Thanks for visiting the garden, Lucy, and your very kind words!
This piece resonated L. I find that I have to back away from some of the huge amount of info that comes my way via, television, the net, newspapers, radio. We no longer take a daily paper (I read the w/e paper only) and blogging is now reduced. I understand Tom's comment, no time to grieve or even assimilate.
So, am now off to walk with the hound along wet forset tracks!
The Goldfinches will come back.
Thanks all, I'm pleased at the different responses, reflections and experiences you've all come up with. Too much here to go down every avenue, but thank you.
GJ! I do like the '2nd Coming Type',
Ap.- Indeed; did you see the programme about the Lusitania? Your comment made me think of it.

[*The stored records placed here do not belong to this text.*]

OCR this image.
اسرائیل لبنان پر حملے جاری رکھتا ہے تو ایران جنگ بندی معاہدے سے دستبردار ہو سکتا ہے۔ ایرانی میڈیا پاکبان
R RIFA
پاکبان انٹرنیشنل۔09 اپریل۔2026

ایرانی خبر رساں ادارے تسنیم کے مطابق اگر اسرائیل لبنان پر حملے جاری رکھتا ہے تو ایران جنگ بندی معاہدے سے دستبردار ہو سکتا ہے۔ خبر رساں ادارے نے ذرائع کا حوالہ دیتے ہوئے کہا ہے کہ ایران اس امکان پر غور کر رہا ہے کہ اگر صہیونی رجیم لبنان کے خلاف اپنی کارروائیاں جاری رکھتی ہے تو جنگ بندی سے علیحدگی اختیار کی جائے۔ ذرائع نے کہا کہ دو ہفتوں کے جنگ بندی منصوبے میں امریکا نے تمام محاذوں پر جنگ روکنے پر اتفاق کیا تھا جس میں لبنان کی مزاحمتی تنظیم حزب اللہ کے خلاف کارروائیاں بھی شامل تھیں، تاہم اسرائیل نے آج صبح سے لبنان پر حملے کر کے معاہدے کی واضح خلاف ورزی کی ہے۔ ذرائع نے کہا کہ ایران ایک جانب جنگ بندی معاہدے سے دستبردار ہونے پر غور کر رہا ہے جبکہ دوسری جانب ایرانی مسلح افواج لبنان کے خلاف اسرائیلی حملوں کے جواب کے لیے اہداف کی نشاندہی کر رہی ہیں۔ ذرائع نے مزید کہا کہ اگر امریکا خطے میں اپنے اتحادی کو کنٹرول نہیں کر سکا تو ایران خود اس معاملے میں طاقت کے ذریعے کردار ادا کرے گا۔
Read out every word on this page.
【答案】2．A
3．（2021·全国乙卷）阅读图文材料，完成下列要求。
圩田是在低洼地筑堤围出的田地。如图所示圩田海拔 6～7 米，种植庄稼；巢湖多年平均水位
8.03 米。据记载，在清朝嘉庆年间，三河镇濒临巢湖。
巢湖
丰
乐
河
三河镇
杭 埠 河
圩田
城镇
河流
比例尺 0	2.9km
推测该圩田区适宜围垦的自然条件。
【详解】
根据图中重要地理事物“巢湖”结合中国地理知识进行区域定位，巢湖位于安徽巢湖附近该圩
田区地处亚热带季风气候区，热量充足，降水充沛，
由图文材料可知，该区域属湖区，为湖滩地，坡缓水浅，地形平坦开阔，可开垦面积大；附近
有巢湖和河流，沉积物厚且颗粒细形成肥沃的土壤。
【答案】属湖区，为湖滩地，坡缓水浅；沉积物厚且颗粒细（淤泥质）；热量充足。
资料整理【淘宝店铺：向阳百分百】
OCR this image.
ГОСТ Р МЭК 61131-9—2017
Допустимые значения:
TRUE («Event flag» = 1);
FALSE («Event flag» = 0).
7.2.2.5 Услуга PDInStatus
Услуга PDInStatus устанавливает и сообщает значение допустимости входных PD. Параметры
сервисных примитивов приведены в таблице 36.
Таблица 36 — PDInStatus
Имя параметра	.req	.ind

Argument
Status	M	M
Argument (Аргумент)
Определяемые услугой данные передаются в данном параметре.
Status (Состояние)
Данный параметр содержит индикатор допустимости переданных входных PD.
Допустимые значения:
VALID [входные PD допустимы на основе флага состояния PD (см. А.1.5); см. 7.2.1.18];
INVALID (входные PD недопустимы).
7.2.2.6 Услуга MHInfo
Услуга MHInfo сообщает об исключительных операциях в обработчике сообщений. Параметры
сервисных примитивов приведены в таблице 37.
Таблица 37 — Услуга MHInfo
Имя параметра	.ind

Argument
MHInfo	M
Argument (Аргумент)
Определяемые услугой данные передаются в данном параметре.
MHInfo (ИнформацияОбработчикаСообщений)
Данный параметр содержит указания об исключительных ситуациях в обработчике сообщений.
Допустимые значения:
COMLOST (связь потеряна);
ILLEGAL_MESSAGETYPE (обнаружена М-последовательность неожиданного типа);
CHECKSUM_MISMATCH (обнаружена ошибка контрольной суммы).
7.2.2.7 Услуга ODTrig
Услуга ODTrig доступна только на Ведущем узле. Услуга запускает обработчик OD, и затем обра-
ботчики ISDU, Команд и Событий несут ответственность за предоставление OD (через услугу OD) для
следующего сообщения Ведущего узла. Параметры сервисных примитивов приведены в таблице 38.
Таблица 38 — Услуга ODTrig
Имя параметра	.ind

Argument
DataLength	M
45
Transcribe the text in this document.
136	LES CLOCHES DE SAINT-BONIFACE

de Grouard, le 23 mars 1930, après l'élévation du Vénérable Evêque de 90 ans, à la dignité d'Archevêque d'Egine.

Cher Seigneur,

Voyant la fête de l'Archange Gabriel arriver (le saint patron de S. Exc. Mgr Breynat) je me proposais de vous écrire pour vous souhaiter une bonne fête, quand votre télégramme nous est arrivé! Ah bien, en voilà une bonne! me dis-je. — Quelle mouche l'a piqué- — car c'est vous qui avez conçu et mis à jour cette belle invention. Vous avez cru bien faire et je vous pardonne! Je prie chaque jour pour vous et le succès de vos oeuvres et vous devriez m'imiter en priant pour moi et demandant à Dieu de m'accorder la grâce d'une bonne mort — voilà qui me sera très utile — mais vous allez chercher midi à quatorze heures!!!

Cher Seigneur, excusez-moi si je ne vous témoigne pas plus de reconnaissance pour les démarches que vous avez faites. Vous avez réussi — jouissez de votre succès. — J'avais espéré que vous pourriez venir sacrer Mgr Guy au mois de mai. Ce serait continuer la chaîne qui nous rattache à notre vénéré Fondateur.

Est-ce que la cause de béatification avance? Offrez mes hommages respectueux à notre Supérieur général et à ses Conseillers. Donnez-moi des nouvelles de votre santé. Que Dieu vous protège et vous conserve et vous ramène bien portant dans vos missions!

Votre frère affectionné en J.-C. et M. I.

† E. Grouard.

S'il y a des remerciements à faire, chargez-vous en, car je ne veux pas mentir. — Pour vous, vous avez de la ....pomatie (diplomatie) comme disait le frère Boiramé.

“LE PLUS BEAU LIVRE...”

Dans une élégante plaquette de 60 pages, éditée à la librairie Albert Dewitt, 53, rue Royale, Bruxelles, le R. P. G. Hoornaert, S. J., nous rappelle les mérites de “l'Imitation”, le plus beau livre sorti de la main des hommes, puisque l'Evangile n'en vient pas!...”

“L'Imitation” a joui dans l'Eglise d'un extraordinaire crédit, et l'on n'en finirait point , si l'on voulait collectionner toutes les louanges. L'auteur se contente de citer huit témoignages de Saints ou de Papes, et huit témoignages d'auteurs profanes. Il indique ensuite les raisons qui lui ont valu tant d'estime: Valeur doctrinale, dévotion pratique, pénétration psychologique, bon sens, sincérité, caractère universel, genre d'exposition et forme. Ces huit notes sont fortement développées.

Avus -welcome back, lovely to see you
Jean - your words are as ever,x.
Z -Hello again and welcome, lovely to see you. Your Garden is beautiful, I shall put you on my links where you will come right at the top even above Zhoen, as I do reverse alphabetical order!
H - it laways has amazed me the number of blogging friendships you sustain so conscientiously. I am very honoured that if you are cutting back, you still get here so regularly; much appreciated.I don't grieve for the goldfinches really, though their sojourn does seem terribly short, I'm just glad they apparently had a successful season.
All things change - that's one of the basic rules of the universe. And so in a way, nothing changes.
(To reply to your comment on my holiday snaps posting, the Manor with the Fallen Rhododendrons was so named with a nod towards 'Allo, 'Allo.)
I like Tom's theory a lot. If it isn't true, it ought to be.
Perhaps we confuse natural change with artificial change. I think most in the world of modernity suffer the side effects of amoral capitalism, which when taken as a model for living can, as we all can see, model us in new and unexpected ways, we become new creatures and are blinded to what it is that has squeezed and pinched and stretched and made not God our potter, but an economic model. Adam Smith knew full well that this amoral system could be dangerous beyond belief, yet the moralist he was, and with great faith in his fellow man, believed that the 'hidden hand' (of God?) would steer this amoral system in a moral manner. Yet here we are, wondering why we have ever unsatisified wants, wants that we confuse with change, wants that our minds have been programmed to expect, wants that we want right now. Why? Because instead of God steering amoral capitalism, long ago the immoral took control and steered it until now we don't even realize that advertising has reordered our very minds. And that is why we grieve, yet know not why we grieve.
(sorry for rambling and standing atop the soapbox for so long.)
Dave and Brother B. - it's wonderful to see you here again, and, brother, no apologies required, I am interested, impressed and honoured.
Mistle thrush is such a marvelous name--as is stormcock, another name for them.
Thoreau had this dilemma nailed in Walden, I think. He is quite damning on those of his own day who run after news, "news which I seriously think a ready wit might write a twelvemonth or twelve years beforehand with sufficient accuracy." I can imagine what he would say of our always-in-touch world.